El sol ya no era amarillo, se estaba tornando
naranja, un naranja lene y tranquilizador. Hacía rato que los bañistas habían
regresado a la ciudad y sobre la playa no quedábamos más que algunos moradores.
Era mejor así, más tranquilo, con menos bullicio. Necesitaba y añoraba siempre
esa soledad, ese espacio que llegaba después de un día ruidoso y lleno de
algarabía. Lo esperaba con ansias, pero sin prisas, mientras en contacto con mi
piel, la arena iba enfriándose y tornándose cada vez más acogedora. Me levanté
sin embargo, luego de un buen rato observando el mar y el espectáculo de la
gran esfera rojiza despidiéndose de otro día, y decidí caminar. Entonces te vi.
Hubiera deseado no hacerlo, pero esa tarde al filo de la playa, un grupo de
gente te sacaba a tierra firme. Venías
flotando inocentemente, simulando ser algún resto lejano que el mar devolvía,
pero te devolvía a ti, sin luz, resplandecientemente frío, mortuoriamente ido. ¿Quién
serías allí tendido, sin fortalezas ya, rozando la espuma fina del mar de mi niñez?

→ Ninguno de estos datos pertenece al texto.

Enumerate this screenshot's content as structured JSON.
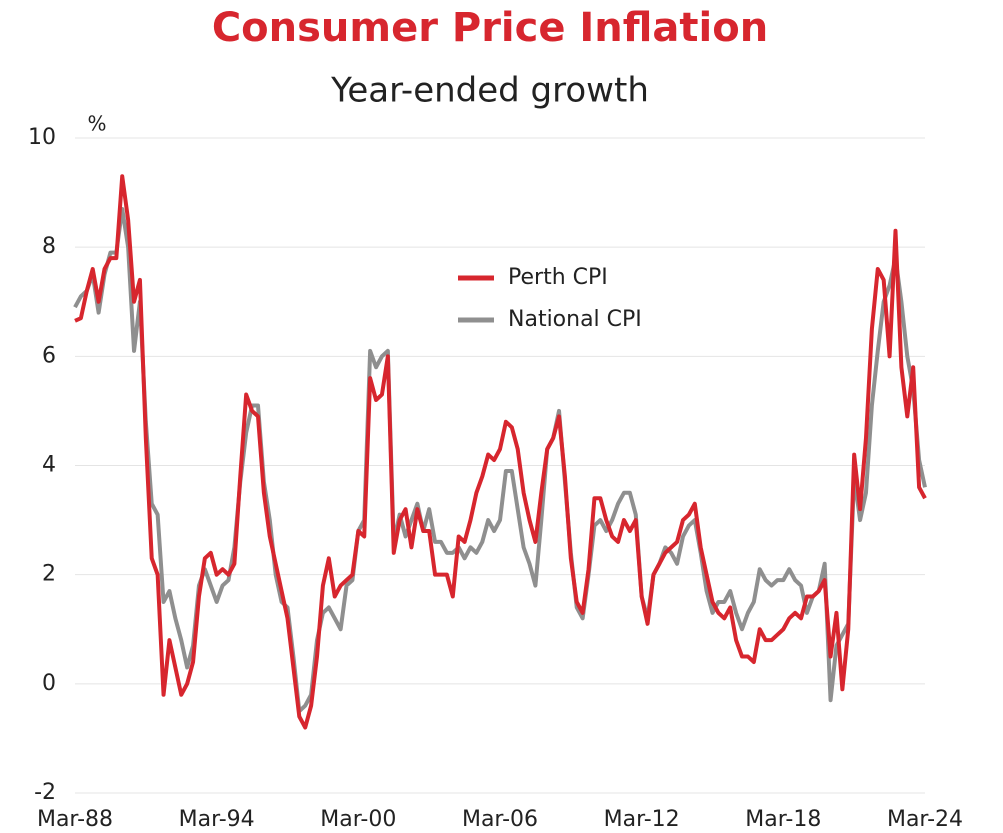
{
  "chart_data": {
    "type": "line",
    "title": "Consumer Price Inflation",
    "subtitle": "Year-ended growth",
    "y_label": "%",
    "categories": [
      "Mar-88",
      null,
      null,
      null,
      null,
      null,
      null,
      null,
      null,
      null,
      null,
      null,
      null,
      null,
      null,
      null,
      null,
      null,
      null,
      null,
      null,
      null,
      null,
      null,
      "Mar-94",
      null,
      null,
      null,
      null,
      null,
      null,
      null,
      null,
      null,
      null,
      null,
      null,
      null,
      null,
      null,
      null,
      null,
      null,
      null,
      null,
      null,
      null,
      null,
      "Mar-00",
      null,
      null,
      null,
      null,
      null,
      null,
      null,
      null,
      null,
      null,
      null,
      null,
      null,
      null,
      null,
      null,
      null,
      null,
      null,
      null,
      null,
      null,
      null,
      "Mar-06",
      null,
      null,
      null,
      null,
      null,
      null,
      null,
      null,
      null,
      null,
      null,
      null,
      null,
      null,
      null,
      null,
      null,
      null,
      null,
      null,
      null,
      null,
      null,
      "Mar-12",
      null,
      null,
      null,
      null,
      null,
      null,
      null,
      null,
      null,
      null,
      null,
      null,
      null,
      null,
      null,
      null,
      null,
      null,
      null,
      null,
      null,
      null,
      null,
      "Mar-18",
      null,
      null,
      null,
      null,
      null,
      null,
      null,
      null,
      null,
      null,
      null,
      null,
      null,
      null,
      null,
      null,
      null,
      null,
      null,
      null,
      null,
      null,
      null,
      "Mar-24"
    ],
    "series": [
      {
        "name": "Perth CPI",
        "color": "#d7262e",
        "values": [
          6.65,
          6.7,
          7.2,
          7.6,
          7.0,
          7.6,
          7.8,
          7.8,
          9.3,
          8.5,
          7.0,
          7.4,
          4.5,
          2.3,
          2.0,
          -0.2,
          0.8,
          0.3,
          -0.2,
          0.0,
          0.4,
          1.6,
          2.3,
          2.4,
          2.0,
          2.1,
          2.0,
          2.2,
          3.8,
          5.3,
          5.0,
          4.9,
          3.5,
          2.7,
          2.2,
          1.7,
          1.2,
          0.3,
          -0.6,
          -0.8,
          -0.4,
          0.5,
          1.8,
          2.3,
          1.6,
          1.8,
          1.9,
          2.0,
          2.8,
          2.7,
          5.6,
          5.2,
          5.3,
          6.0,
          2.4,
          3.0,
          3.2,
          2.5,
          3.2,
          2.8,
          2.8,
          2.0,
          2.0,
          2.0,
          1.6,
          2.7,
          2.6,
          3.0,
          3.5,
          3.8,
          4.2,
          4.1,
          4.3,
          4.8,
          4.7,
          4.3,
          3.5,
          3.0,
          2.6,
          3.5,
          4.3,
          4.5,
          4.9,
          3.8,
          2.3,
          1.5,
          1.3,
          2.1,
          3.4,
          3.4,
          3.0,
          2.7,
          2.6,
          3.0,
          2.8,
          3.0,
          1.6,
          1.1,
          2.0,
          2.2,
          2.4,
          2.5,
          2.6,
          3.0,
          3.1,
          3.3,
          2.5,
          2.0,
          1.5,
          1.3,
          1.2,
          1.4,
          0.8,
          0.5,
          0.5,
          0.4,
          1.0,
          0.8,
          0.8,
          0.9,
          1.0,
          1.2,
          1.3,
          1.2,
          1.6,
          1.6,
          1.7,
          1.9,
          0.5,
          1.3,
          -0.1,
          1.0,
          4.2,
          3.2,
          4.5,
          6.5,
          7.6,
          7.4,
          6.0,
          8.3,
          5.8,
          4.9,
          5.8,
          3.6,
          3.4
        ]
      },
      {
        "name": "National CPI",
        "color": "#8f8f8f",
        "values": [
          6.9,
          7.1,
          7.2,
          7.5,
          6.8,
          7.5,
          7.9,
          7.9,
          8.7,
          8.0,
          6.1,
          7.0,
          4.8,
          3.3,
          3.1,
          1.5,
          1.7,
          1.2,
          0.8,
          0.3,
          0.7,
          1.8,
          2.1,
          1.8,
          1.5,
          1.8,
          1.9,
          2.5,
          3.7,
          4.6,
          5.1,
          5.1,
          3.7,
          3.0,
          2.0,
          1.5,
          1.4,
          0.5,
          -0.5,
          -0.4,
          -0.2,
          0.8,
          1.3,
          1.4,
          1.2,
          1.0,
          1.8,
          1.9,
          2.8,
          3.0,
          6.1,
          5.8,
          6.0,
          6.1,
          2.6,
          3.1,
          2.7,
          3.0,
          3.3,
          2.8,
          3.2,
          2.6,
          2.6,
          2.4,
          2.4,
          2.5,
          2.3,
          2.5,
          2.4,
          2.6,
          3.0,
          2.8,
          3.0,
          3.9,
          3.9,
          3.2,
          2.5,
          2.2,
          1.8,
          3.0,
          4.3,
          4.5,
          5.0,
          3.7,
          2.4,
          1.4,
          1.2,
          2.0,
          2.9,
          3.0,
          2.8,
          3.0,
          3.3,
          3.5,
          3.5,
          3.1,
          1.6,
          1.2,
          2.0,
          2.2,
          2.5,
          2.4,
          2.2,
          2.7,
          2.9,
          3.0,
          2.4,
          1.7,
          1.3,
          1.5,
          1.5,
          1.7,
          1.3,
          1.0,
          1.3,
          1.5,
          2.1,
          1.9,
          1.8,
          1.9,
          1.9,
          2.1,
          1.9,
          1.8,
          1.3,
          1.6,
          1.7,
          2.2,
          -0.3,
          0.7,
          0.9,
          1.1,
          3.8,
          3.0,
          3.5,
          5.1,
          6.1,
          7.0,
          7.3,
          7.8,
          7.0,
          6.0,
          5.4,
          4.1,
          3.6
        ]
      }
    ],
    "ylim": [
      -2,
      10
    ],
    "yticks": [
      -2,
      0,
      2,
      4,
      6,
      8,
      10
    ],
    "grid": true
  }
}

Te dejaron apenas, soltando tus brazos entumecidos y te tendieron boca abajo sin
saber bien qué hacer. Traías la rémora y las algas aún enredadas en tu piel
lustrosa y el cansancio de quien se dejó ir, de quien se abandonó.
Con seguridad alguien te
lloraría, como tú mismo debiste llorar viéndote así, desangelado, pasivo y silente, lamentando no poder levantarte,
sacudirte y seguir tu camino, espantar a la gente, que qué estaban mirando, que
se fueran de allí. Te sentí junto a mí y me dijiste, ¿Me fui, verdad? Y yo
solo asentí en silencio, sin mirarte, escuchándote gimotear. Nos quedamos así
un rato eterno, los dos, uno junto al otro, mientras el frio se apoderaba de mí
y se colaba entre mis huesos, mientras los demás decidían que hacer con tu
cuerpo, mientras tú te despedías en silencio. Hasta aquí, escuché que decías,
hasta aquí, y te fuiste. Lo supe porque un remolino de arena se formó junto a
mí y levantándose unos metros se alejó sin aspavientos, mientras volabas
abrazando al sol.
Los más curiosos se
acercaron a ver tu rostro, yo no quise. Fue suficiente el espectáculo de tus
músculos rígidos y tus cabellos apagados para comprender que, sin necesidad de
conocer quién eras, te recordaría por siempre, como lo hago ahora, y que ese
recuerdo de una tarde cualquiera, me dejaría en la conciencia la certeza plena
de la fragilidad del ser, de lo constantemente cerca que estamos de partir, de
nuestra pequeñez y de lo
maravillosamente afortunados que somos los que todavía estamos aquí.